Optimization for NVIDIA NIM for Image OCR (NeMo Retriever OCR)#
Use this documentation to learn about optimization for NVIDIA NIM for Image OCR (NeMo Retriever OCR).
NVIDIA NIM for Image OCR (NeMo Retriever OCR) (Image OCR NIM (NeMo Retriever OCR)) automatically leverages model- and hardware-specific optimizations intended to improve the performance of the models.
The NIM uses the TensorRT backend for Triton Inference Server for optimized inference of common models across a number of NVIDIA GPUs. If an optimized engine does not exist for a SKU being used, a GPU-agnostic backend, such as ONNX or PyTorch, is used instead.
The NIM includes multiple optimization profiles, catered to floating point precision types supported by each SKU.
For supported GPUs, nemotron-ocr-v2 uses FP16 TensorRT optimized profiles. If no compatible TensorRT profile is available, the NIM falls back to the FP16 PyTorch profile.
For OCR v2, TensorRT provides the best throughput and latency on supported GPUs. The PyTorch profile can provide better multilingual OCR accuracy on NVIDIA A10G and NVIDIA L4 GPUs, with lower throughput and higher latency than TensorRT. For details, refer to Use PyTorch on A10G and L4 GPUs.
Automatic Profile Selection#
Image OCR NIM (NeMo Retriever OCR) is designed to automatically select the most suitable profile from the list of compatible profiles based on the detected hardware. Each profile consists of different parameters that influence the selection process. The automatic selection process considers the following factors:
Compatibility check: Automatic selection excludes the profiles that are not runnable with the detected configuration based on the number of GPUs and GPU model.
Backend: The backend is TensorRT, ONNX, or PyTorch.

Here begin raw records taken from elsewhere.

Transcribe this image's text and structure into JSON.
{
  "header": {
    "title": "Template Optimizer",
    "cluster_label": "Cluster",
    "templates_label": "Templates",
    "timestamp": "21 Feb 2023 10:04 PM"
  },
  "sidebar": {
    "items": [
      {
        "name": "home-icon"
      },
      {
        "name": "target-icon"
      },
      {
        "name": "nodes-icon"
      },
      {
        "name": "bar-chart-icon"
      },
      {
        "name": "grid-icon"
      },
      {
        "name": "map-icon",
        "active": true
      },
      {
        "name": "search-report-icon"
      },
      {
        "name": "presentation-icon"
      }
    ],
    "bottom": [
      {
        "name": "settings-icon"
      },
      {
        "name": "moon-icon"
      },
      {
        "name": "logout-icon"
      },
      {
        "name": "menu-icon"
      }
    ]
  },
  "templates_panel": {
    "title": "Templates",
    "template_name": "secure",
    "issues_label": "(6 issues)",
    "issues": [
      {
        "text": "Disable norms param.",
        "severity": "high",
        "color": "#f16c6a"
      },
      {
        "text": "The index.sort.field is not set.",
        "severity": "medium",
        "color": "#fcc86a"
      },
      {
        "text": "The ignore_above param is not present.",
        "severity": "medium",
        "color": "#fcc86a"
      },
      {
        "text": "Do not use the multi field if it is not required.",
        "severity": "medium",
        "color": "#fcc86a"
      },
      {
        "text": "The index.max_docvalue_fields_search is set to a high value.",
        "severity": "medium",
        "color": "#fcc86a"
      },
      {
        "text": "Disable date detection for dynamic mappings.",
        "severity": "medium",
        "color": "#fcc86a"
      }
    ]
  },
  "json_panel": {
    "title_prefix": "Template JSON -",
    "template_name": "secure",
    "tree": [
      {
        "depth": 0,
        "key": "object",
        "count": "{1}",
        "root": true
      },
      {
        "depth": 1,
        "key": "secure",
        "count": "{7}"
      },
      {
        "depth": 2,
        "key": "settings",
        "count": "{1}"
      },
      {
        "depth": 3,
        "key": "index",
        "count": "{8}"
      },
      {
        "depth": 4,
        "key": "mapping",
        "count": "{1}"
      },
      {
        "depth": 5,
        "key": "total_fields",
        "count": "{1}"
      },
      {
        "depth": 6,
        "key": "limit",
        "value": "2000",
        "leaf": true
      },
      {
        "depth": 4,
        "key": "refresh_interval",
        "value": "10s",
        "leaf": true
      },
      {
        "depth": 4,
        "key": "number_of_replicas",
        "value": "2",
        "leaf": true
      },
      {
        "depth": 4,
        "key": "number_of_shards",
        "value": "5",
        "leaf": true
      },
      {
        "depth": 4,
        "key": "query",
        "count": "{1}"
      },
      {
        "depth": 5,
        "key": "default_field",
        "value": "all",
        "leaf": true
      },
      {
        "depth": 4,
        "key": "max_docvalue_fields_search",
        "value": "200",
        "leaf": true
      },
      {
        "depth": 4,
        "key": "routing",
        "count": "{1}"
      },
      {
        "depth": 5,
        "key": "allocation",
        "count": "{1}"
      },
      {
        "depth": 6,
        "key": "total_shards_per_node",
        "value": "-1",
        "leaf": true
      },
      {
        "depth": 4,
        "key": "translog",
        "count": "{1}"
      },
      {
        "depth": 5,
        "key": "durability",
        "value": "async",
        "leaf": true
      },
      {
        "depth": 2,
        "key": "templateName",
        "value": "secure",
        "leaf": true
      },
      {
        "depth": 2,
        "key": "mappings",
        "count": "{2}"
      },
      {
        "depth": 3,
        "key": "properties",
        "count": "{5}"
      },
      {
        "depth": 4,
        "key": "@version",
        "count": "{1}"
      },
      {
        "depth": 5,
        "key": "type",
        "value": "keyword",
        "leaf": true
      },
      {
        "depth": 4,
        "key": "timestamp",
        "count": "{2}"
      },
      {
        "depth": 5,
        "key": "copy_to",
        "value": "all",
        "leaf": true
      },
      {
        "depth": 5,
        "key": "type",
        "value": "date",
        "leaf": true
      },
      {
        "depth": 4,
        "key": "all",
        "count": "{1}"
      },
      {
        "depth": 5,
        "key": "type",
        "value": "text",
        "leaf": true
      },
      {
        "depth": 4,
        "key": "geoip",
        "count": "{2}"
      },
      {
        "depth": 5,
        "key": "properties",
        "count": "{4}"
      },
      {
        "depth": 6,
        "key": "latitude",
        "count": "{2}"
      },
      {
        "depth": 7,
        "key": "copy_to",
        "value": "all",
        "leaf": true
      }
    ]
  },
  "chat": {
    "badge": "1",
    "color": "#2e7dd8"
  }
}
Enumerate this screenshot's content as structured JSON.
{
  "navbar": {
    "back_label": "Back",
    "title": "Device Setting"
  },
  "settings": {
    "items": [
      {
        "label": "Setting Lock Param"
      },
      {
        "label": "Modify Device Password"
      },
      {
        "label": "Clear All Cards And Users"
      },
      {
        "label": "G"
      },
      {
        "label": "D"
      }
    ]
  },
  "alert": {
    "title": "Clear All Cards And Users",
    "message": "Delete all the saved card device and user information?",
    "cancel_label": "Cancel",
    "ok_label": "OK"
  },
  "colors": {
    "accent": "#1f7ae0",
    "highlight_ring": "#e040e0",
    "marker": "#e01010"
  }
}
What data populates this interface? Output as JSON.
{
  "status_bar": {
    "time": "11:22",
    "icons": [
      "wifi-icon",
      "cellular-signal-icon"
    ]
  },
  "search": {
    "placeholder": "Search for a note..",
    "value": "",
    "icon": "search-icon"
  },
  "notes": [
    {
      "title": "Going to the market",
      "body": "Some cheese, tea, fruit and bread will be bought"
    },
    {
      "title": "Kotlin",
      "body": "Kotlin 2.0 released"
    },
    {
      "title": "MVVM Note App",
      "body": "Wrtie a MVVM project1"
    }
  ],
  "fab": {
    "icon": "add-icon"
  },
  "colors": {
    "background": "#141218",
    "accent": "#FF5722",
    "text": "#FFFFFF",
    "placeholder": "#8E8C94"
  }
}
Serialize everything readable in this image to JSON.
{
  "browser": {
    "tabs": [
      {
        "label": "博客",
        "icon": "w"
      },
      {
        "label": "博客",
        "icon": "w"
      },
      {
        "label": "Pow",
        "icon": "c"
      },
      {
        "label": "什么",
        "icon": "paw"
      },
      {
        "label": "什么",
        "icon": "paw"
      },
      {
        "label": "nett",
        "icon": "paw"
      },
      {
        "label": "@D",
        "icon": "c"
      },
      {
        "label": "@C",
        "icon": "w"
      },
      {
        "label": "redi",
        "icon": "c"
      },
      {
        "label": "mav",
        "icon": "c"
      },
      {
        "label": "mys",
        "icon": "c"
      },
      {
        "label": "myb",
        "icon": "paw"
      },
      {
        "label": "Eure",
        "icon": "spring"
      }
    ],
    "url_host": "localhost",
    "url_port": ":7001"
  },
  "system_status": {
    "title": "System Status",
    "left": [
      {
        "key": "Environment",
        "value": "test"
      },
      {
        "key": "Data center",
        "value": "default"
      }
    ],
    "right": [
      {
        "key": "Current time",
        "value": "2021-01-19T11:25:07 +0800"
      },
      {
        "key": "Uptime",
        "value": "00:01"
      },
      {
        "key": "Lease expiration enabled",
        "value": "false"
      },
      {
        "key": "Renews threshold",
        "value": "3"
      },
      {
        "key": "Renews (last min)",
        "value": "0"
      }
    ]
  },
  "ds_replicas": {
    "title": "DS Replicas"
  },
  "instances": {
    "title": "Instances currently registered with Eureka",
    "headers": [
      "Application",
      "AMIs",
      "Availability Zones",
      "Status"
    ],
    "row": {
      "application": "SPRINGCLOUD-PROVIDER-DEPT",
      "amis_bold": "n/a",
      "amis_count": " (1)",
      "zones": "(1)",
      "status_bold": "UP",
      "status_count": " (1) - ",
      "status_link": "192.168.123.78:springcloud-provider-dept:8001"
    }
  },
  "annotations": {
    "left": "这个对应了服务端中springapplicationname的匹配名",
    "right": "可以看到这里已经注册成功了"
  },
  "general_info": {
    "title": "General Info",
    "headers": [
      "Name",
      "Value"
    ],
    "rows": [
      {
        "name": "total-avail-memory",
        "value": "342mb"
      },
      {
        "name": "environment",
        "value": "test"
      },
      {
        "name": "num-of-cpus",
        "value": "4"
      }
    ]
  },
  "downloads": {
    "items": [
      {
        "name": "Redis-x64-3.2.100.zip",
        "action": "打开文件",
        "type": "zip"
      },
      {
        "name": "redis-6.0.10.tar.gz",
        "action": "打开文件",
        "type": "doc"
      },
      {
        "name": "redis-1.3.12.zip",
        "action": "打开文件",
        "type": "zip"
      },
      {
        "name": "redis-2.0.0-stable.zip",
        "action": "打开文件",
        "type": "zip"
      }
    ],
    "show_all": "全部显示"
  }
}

Automatic selection prefers the optimized TensorRT profiles.
Precision: Automatic selection prefers lower precision profiles. For example, profiles with FP8 are selected before FP16 when available.
The model profile is logged at startup. For example, in the log you should see something similar to the following.
INFO 2025-10-14 20:21:09.034 nim_sdk.py:299] Using the profile selected by the profile selector: <profile-id>
Override Profile Selection#
To override automatic profile selection, set a specific profile ID in the docker run command.
First, use the following command to list the available profiles.
export IMG_NAME="nvcr.io/nim/nvidia/nemotron-ocr-v2:1.4.0"
docker run --rm --runtime=nvidia --gpus=all $IMG_NAME list-model-profiles
Note
To run list-model-profiles on a host with no available GPUs, include -e NIM_CPU_ONLY=1 in the docker run command. $IMG_NAME is the URI of the Docker container image for the NIM. For more information, see Get Started With NVIDIA NIM for Image OCR (NeMo Retriever OCR).
You should see output similar to the following.
MODEL PROFILES
- Compatible with system and runnable:
- <profile-id> (precision: fp16, backend: triton, model_type: pytorch)
- <profile-id> (precision: fp16, backend: triton, compute_capability: 8.9, model_type: tensorrt)
- <profile-id> (precision: fp16, backend: triton, compute_capability: 12.0, model_type: tensorrt)
...
Next, add -e NIM_MODEL_PROFILE="${PROFILE_ID}" to the docker run command to use the specific profile that you want.
For example, run the following code.
export PROFILE_ID="<profile-id>"
export LOCAL_NIM_CACHE=~/.cache/nim
mkdir -p "$LOCAL_NIM_CACHE"
docker run -it --rm --runtime=nvidia --gpus=all \
--shm-size=16GB \
-e NGC_API_KEY \
-e NIM_MODEL_PROFILE="${PROFILE_ID}" \
-v "$LOCAL_NIM_CACHE:/opt/nim/.cache" \
-u $(id -u) \
-p 8000:8000 \
$IMG_NAME
Use PyTorch on A10G and L4 GPUs#
In release 1.4.0, the multilingual OCR v2 TensorRT profiles for NVIDIA A10G and NVIDIA L4 GPUs can produce lower accuracy than the PyTorch profile. Other supported TensorRT profiles are not affected.
By default, the NIM selects an available TensorRT profile because TensorRT typically provides higher throughput and lower latency. To prioritize multilingual OCR accuracy over performance, set the NIM_MODEL_PROFILE environment variable to a PyTorch profile. To return to TensorRT, remove NIM_MODEL_PROFILE and let automatic profile selection choose the default TensorRT profile, or set NIM_MODEL_PROFILE to an available TensorRT profile.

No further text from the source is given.